This study describes the characteristics of 26 patients with C3GN in the New Zealand population, with a median follow-up of 30 months. Characteristics of C3GN have not been previously described in this population. Cases were spread across all age groups and were more likely to be of Pacific Island ethnicity. Most patients presented with elevated creatinine and nephrotic range proteinuria. An isolated low C3 was the most common finding on complement testing, although 20% had both low C3 and C4. Crescents were seen on biopsy in 19% of patients. After a median observation time of 30 months, around a third of patients had progressed to ESRD, similar to previous descriptions.8 ESRD occurred in 25% of patients treated with some form of immunosuppression, and in 50% of those not treated. Complete remission was seen in 25% of patients treated with some form of immunosuppression and in 17% of those not treated.

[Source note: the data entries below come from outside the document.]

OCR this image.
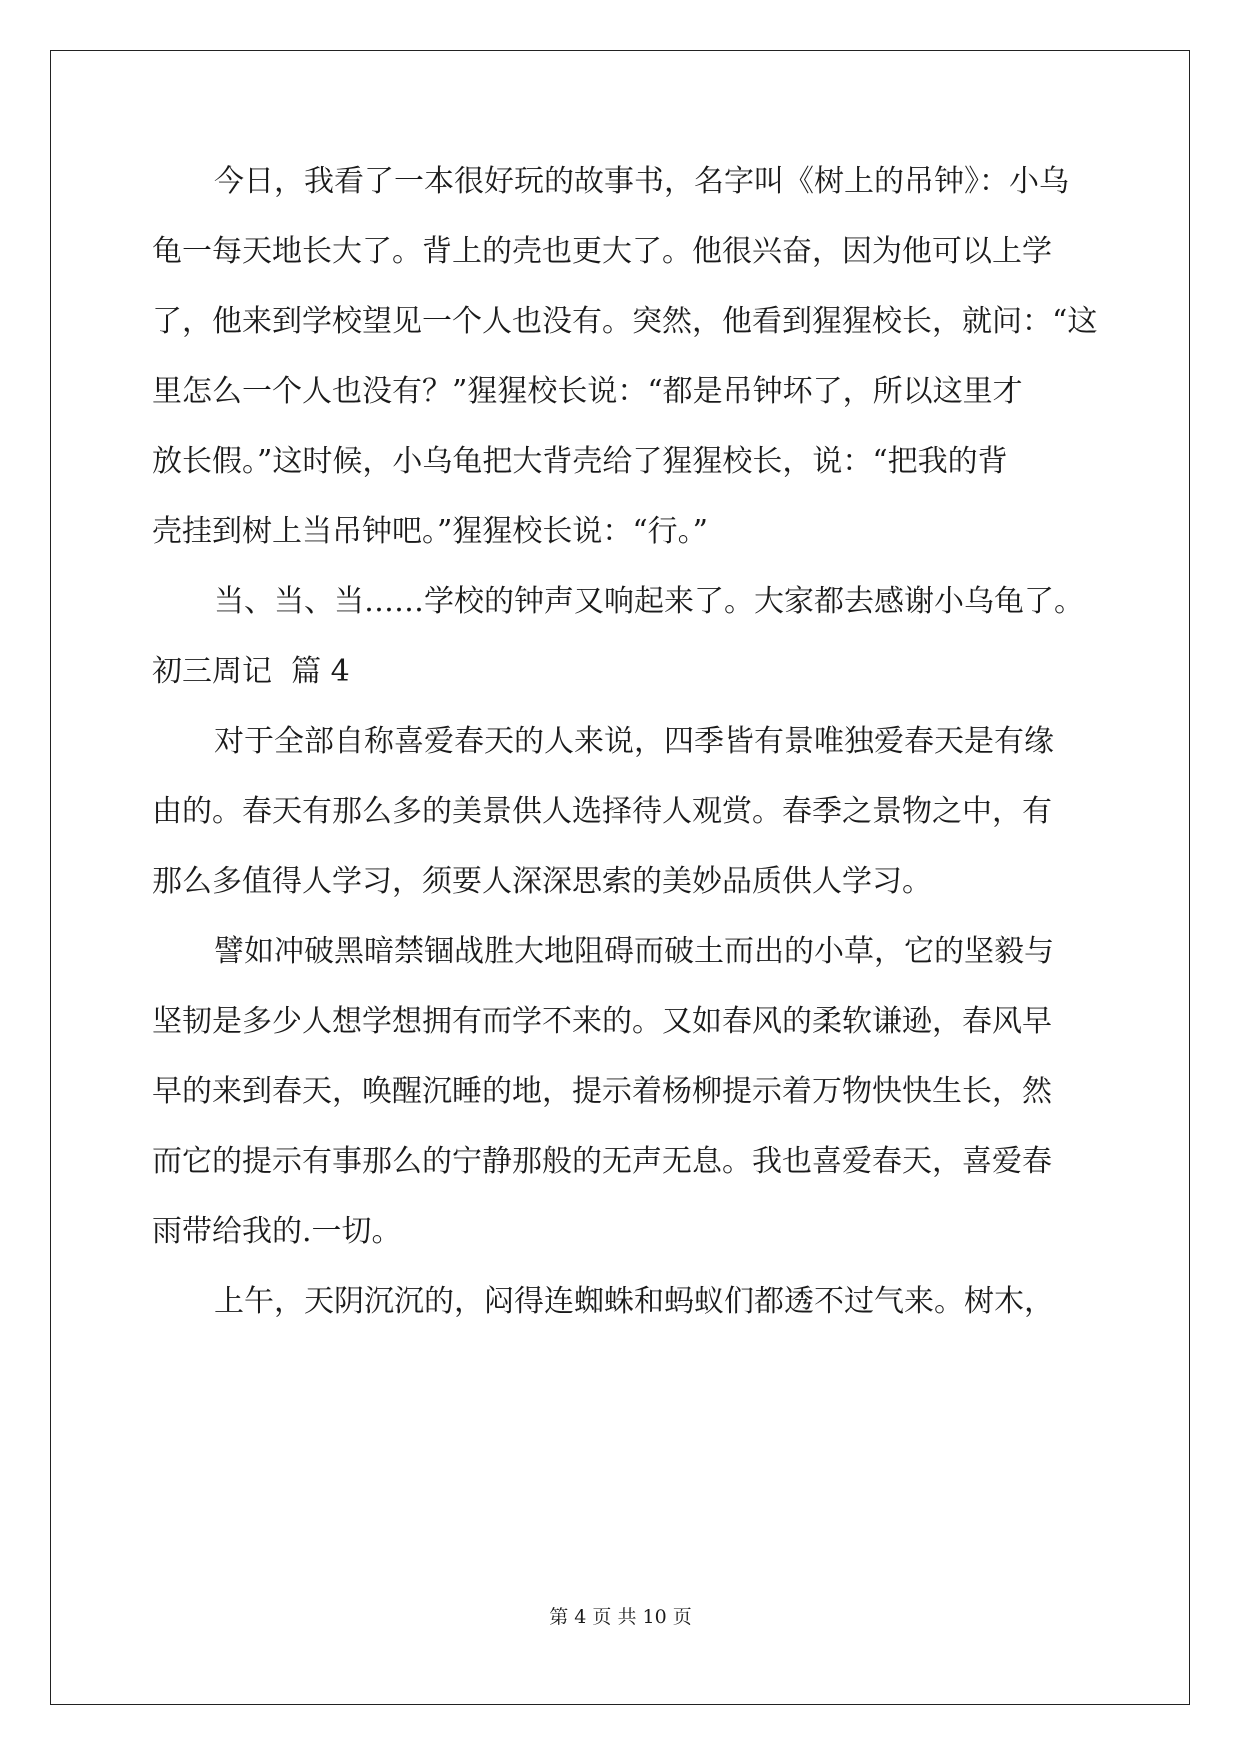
今日，我看了一本很好玩的故事书，名字叫《树上的吊钟》：小乌
龟一每天地长大了。背上的壳也更大了。他很兴奋，因为他可以上学
了，他来到学校望见一个人也没有。突然，他看到猩猩校长，就问：“这
里怎么一个人也没有？”猩猩校长说：“都是吊钟坏了，所以这里才
放长假。”这时候，小乌龟把大背壳给了猩猩校长，说：“把我的背
壳挂到树上当吊钟吧。”猩猩校长说：“行。”
当、当、当……学校的钟声又响起来了。大家都去感谢小乌龟了。
初三周记  篇 4
对于全部自称喜爱春天的人来说，四季皆有景唯独爱春天是有缘
由的。春天有那么多的美景供人选择待人观赏。春季之景物之中，有
那么多值得人学习，须要人深深思索的美妙品质供人学习。
譬如冲破黑暗禁锢战胜大地阻碍而破土而出的小草，它的坚毅与
坚韧是多少人想学想拥有而学不来的。又如春风的柔软谦逊，春风早
早的来到春天，唤醒沉睡的地，提示着杨柳提示着万物快快生长，然
而它的提示有事那么的宁静那般的无声无息。我也喜爱春天，喜爱春
雨带给我的.一切。
上午，天阴沉沉的，闷得连蜘蛛和蚂蚁们都透不过气来。树木，
第 4 页 共 10 页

In a 2015 UK study of 80 patients with C3-glomerulopathy, 29% of patients progressed to ESRD after a median period of 28 months.10 Other studies have found most patients eventually progress to ESRD within a decade of diagnosis.8,14 Studies by Medjeral-Thomas et al. and Sevais et al. found that immunosuppression failed to prevent C3GN from progressing to ESRD.8,10
In a 2015 Spanish retrospective observational study, 60 patients with C3 glomerulopathy were assessed for response to immunosuppression over a median period of 47 months.12 20 patients did not receive immunosuppression, 22 received steroids and MMF, and 18 received other immunosuppression (steroids and cyclophosphamide or steroids alone). The incidence of ESRD was lower in treated versus untreated patients (3 out of 40 versus 7 out of 20). No patients in the steroids and MMF group had doubling of serum creatinine or developed ESRD. In patients who received steroids and MMF, renal survival was 100% at 5 years compared with 80% for those who received other immunosuppression and 72% in those not treated. The rates of clinical remission were also higher in patients who received steroids and MMF.
There are no randomized trials to guide treatment decisions. Other treatments, such as plasma exchange, eculizumab and rituximab have only been discussed in case reports.15,16 As a result, patients being considered for immunosuppression for treatment of C3GN in New Zealand usually receive prednisone and MMF. Prospective randomized trials would be useful to confirm the optimal treatment regimen.
Interestingly, we found only one underlying complement abnormality, although comprehensive complement testing was not performed in many cases. This patient had factor H deficiency and was treated with prednisone and MMF and had stable disease at follow-up. Initial screening available in New Zealand includes testing for C3NeF and Factor H deficiency - previous reports state that up to 50% of cases of C3GN are caused by the presence of C3NeF.8 Testing for underlying complement pathway abnormalities may have particularly utility in those being considered for future renal transplant.17 Three of our cases had underlying monoclonal gammopathy, which has a well-established association with C3GN.18 It is unknown whether Pacific Island patients have an underlying susceptibility to complement dysfunction which may account for the higher disease incidence in this population, or whether other novel mechanisms exist. Pacific Island patients have higher rates of diabetes, hypertension and obesity which result in higher rates of ESRD. 19 Aside from post-streptococcal glomerulonephritis, it is unknown whether Pacific Island patients are more susceptible to other forms of glomerulonephritis.20 Pacific Island patients in our cohort did not appear to have significant differences in treatment or clinical outcomes.
The main limitation of this study is the small number of patients, however our data set represents all cases in the Auckland and Northland regions of New Zealand over the past ten years. Our histopathology laboratory serves all major hospitals in these regions (~ 1.9 million patients) giving an estimated annual incidence of 1.3 per million, similar to that documented elsewhere.1 We were not able to collect a sufficient number of patients to allow multivariate logistic regression to detect important predictors of renal outcome. As a result, any inferences of treatment efficacy are limited. Patients with more severe disease may have been more likely to receive immunosuppression. As noted, limited complement testing was available at our centre.